In March 2006, after his wife Jowell claimed that Mills had not told her until four years after the event that he had been given £340,000 for his work for Silvio Berlusconi, the couple "agreed to a period of separation". The separation had effectively ended by September 2012. On 17 February 2009, an Italian court sentenced David Mills to four years and six months in jail for accepting a bribe from Berlusconi to give false evidence on his behalf in corruption trials in 1997 and 1998.

===Appeal===
His defence counsel said that he would appeal, claiming that the sentence went "against the logic and dynamic of the evidence presented". Jowell said "although we are separated I have never doubted his innocence". On 27 October 2009, the Appeal Court upheld his conviction and his sentence of 4½ years' imprisonment. He confirmed that he would initiate a second and final appeal to the Supreme Court of Cassation. On 25 February 2010, the Supreme Court of Cassation (the second and last court of appeal under Italian law) ruled a sentence of not guilty because the statute of limitations had expired.

===Claim that he had lied to the Inland Revenue===
In evidence given by videolink from London to a Milanese court in December 2011, Mills stated that his previous claim that Berlusconi had bribed him to the extent of $600,000 had been a lie prompted by the need to "provide to the Inland Revenue a story which explained why I had treated the money as a gift and not as income" and that the money had in reality been a stipend paid to him by Italian shipbuilder Diego Attanasio. He further stated that "Mr Berlusconi is entirely innocent in this case and had absolutely nothing to do with the 600,000 dollars which is the subject of the case. I wish to apologise to him for all the trouble that I've caused."

==Ecclestone==
Mills was involved when Formula One Racing secured a derogation from European limits on tobacco advertising after Bernie Ecclestone contributed more than one million pounds to the Labour Party during the 1997 UK general election.

==Trading with Iran==
In 2003, it was revealed that Mills was involved in an unsuccessful deal for Iranian airline Mahan Air to buy a fleet of BAe 146 aircraft from British Aerospace. He commented that the sale did not go through and that he was not granted any preferential treatment. However, Foreign Office Minister Baroness Symons gave advice to Mills on the political climate surrounding the project. It was subsequently disclosed that as a consequence of these dealings, Jowell had been excluded from Cabinet papers and talks on Iran since 2003.

==Personal life==
Mills has three children from his first marriage, including the journalist Eleanor Mills, former editorial director of The Sunday Times. He has a son and daughter from his marriage to Tessa Jowell.

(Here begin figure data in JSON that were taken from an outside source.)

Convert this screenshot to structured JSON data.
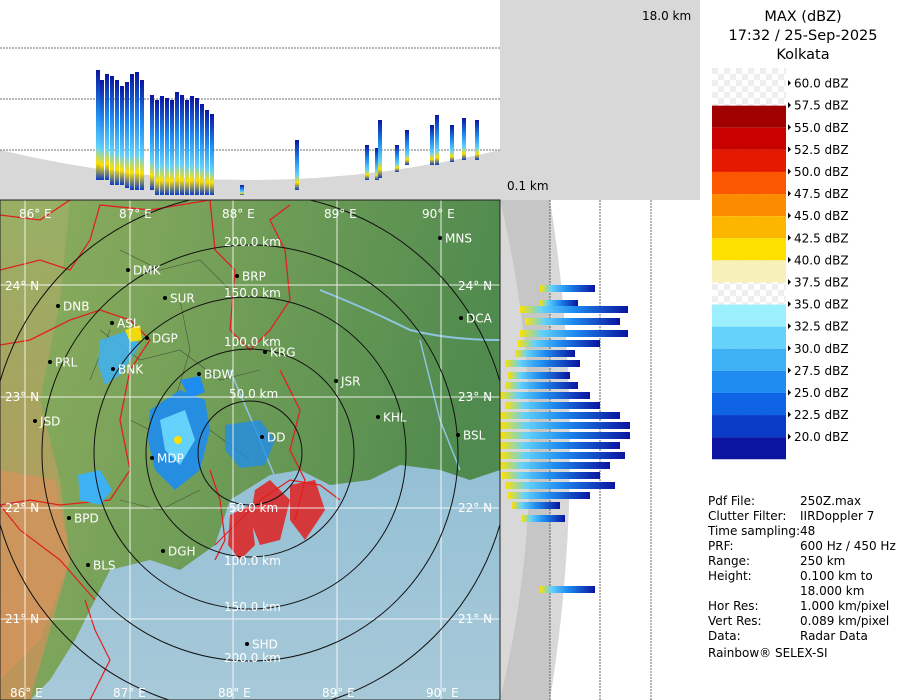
{
  "header": {
    "title": "MAX (dBZ)",
    "datetime": "17:32 / 25-Sep-2025",
    "station": "Kolkata"
  },
  "height_labels": {
    "top": "18.0 km",
    "bottom": "0.1 km"
  },
  "legend": [
    {
      "label": "60.0 dBZ",
      "color": "#ffffff"
    },
    {
      "label": "57.5 dBZ",
      "color": "#a00000"
    },
    {
      "label": "55.0 dBZ",
      "color": "#c80000"
    },
    {
      "label": "52.5 dBZ",
      "color": "#e41a00"
    },
    {
      "label": "50.0 dBZ",
      "color": "#fb5600"
    },
    {
      "label": "47.5 dBZ",
      "color": "#fb8c00"
    },
    {
      "label": "45.0 dBZ",
      "color": "#fcb600"
    },
    {
      "label": "42.5 dBZ",
      "color": "#fde000"
    },
    {
      "label": "40.0 dBZ",
      "color": "#f7f0b8"
    },
    {
      "label": "37.5 dBZ",
      "color": "#ffffff"
    },
    {
      "label": "35.0 dBZ",
      "color": "#9cf0fd"
    },
    {
      "label": "32.5 dBZ",
      "color": "#64d2fa"
    },
    {
      "label": "30.0 dBZ",
      "color": "#3eb1f5"
    },
    {
      "label": "27.5 dBZ",
      "color": "#1e8cf0"
    },
    {
      "label": "25.0 dBZ",
      "color": "#0f64e6"
    },
    {
      "label": "22.5 dBZ",
      "color": "#0a3cc8"
    },
    {
      "label": "20.0 dBZ",
      "color": "#0a14a0"
    }
  ],
  "info": [
    {
      "key": "Pdf File:",
      "value": "250Z.max"
    },
    {
      "key": "Clutter Filter:",
      "value": "IIRDoppler 7"
    },
    {
      "key": "Time sampling:",
      "value": "48"
    },
    {
      "key": "PRF:",
      "value": "600 Hz / 450 Hz"
    },
    {
      "key": "Range:",
      "value": "250 km"
    },
    {
      "key": "Height:",
      "value": "0.100 km to\n18.000 km"
    },
    {
      "key": "Hor Res:",
      "value": "1.000 km/pixel"
    },
    {
      "key": "Vert Res:",
      "value": "0.089 km/pixel"
    },
    {
      "key": "Data:",
      "value": "Radar Data"
    }
  ],
  "credit": "Rainbow® SELEX-SI",
  "map": {
    "lon_labels": [
      "86° E",
      "87° E",
      "88° E",
      "89° E",
      "90° E"
    ],
    "lat_labels": [
      "24° N",
      "23° N",
      "22° N",
      "21° N"
    ],
    "range_rings": [
      "50.0 km",
      "100.0 km",
      "150.0 km",
      "200.0 km"
    ],
    "stations": [
      "MNS",
      "DMK",
      "BRP",
      "DNB",
      "SUR",
      "DCA",
      "ASL",
      "DGP",
      "KRG",
      "PRL",
      "BNK",
      "BDW",
      "JSR",
      "KHL",
      "JSD",
      "BSL",
      "MDP",
      "DD",
      "BPD",
      "DGH",
      "BLS",
      "SHD"
    ]
  }
}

In 2009, the couple owned houses in Warwickshire and in Kentish Town in north London. Jowell died on 12 May 2018, aged 70. Mills's brother John Mills was chairman of JML and was formerly a Labour councillor in Camden. John Mills was one of the largest donors to the Labour Party, and was married to Dame Barbara Mills QC, Director of Public Prosecutions, from 1992 to 1998, until her death in 2011.